Rosemary, who lives in Kenya, was not used to choosing. She and her grandmother and brother barely had enough food to eat, and she had to walk an hour to collect dirty water. “As I go to fetch water with my friends, we play and talk about homework,” she says brightly. The water is not clean and makes them ill. But it’s the only option they have.
But then Rosemary got to choose her sponsor at an event in her community. Photos of potential sponsors were displayed for the children to see. One by one, each child took their turn to examine the faces and choose who they wanted. Rosemary stood in awe of all the photos, then chose Regis to be her sponsor. In a message to Regis she explains that she chose him, “because you look smart.”
Being chosen by Rosemary stirred up deep emotions and memories for Regis of how his mom picked him from photos when he was adopted from an orphanage in India. For Regis, being chosen, both as an orphaned child and now as an adult, is a reflection of God’s love. “This is a good reminder of Jesus,” Regis said. “He has not forgotten me. He hasn’t forsaken me. He continues to love me.”
Regis, who rarely cries, let the tears fall as he watched a video of Rosemary choosing him. He had signed up to sponsor because he wanted to help. But being chosen felt like his gift was reciprocated. “I felt loved, and I know now she feels love as well. So, it’s Jesus in action,” he says.

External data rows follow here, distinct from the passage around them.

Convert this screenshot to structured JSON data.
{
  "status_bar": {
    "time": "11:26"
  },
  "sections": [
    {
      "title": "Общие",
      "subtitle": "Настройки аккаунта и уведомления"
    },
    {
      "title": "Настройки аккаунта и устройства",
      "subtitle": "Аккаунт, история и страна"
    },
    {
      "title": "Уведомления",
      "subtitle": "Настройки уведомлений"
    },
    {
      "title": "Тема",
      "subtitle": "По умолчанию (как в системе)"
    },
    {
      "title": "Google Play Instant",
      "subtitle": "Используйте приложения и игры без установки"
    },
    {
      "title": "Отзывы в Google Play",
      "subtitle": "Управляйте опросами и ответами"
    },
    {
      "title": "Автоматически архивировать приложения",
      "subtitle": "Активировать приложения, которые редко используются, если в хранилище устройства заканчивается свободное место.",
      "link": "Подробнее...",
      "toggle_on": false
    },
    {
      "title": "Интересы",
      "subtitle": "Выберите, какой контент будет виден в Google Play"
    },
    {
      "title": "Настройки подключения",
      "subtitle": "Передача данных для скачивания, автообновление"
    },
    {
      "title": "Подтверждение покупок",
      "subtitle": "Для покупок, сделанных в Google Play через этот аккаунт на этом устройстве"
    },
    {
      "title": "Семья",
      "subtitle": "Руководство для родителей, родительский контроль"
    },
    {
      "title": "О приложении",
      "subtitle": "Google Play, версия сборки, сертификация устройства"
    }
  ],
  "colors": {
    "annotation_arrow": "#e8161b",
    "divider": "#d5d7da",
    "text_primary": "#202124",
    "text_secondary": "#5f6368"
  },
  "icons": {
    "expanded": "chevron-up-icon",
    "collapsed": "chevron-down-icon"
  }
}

“I think I see a glimpse of my mom,” he said through the tears. “Someone in a different country saw me. Looked at me just by a picture and [said], ‘I’ll give that person a chance.’ My mom did the exact same thing … She saw a picture of me and was like, ‘That kid with that bright smile, he’s worthy to have an awesome life, and I’m going to give him a chance.’”
As a therapist, Regis sees the universal need for such a reminder — to know we are loved and chosen. “The identity that people are looking for is to be chosen ... to be accepted and loved,” he says. “If you understand Jesus’ love and the way an orphan is looking for love, I think that’s where we are. We’re lost, but Jesus found us.”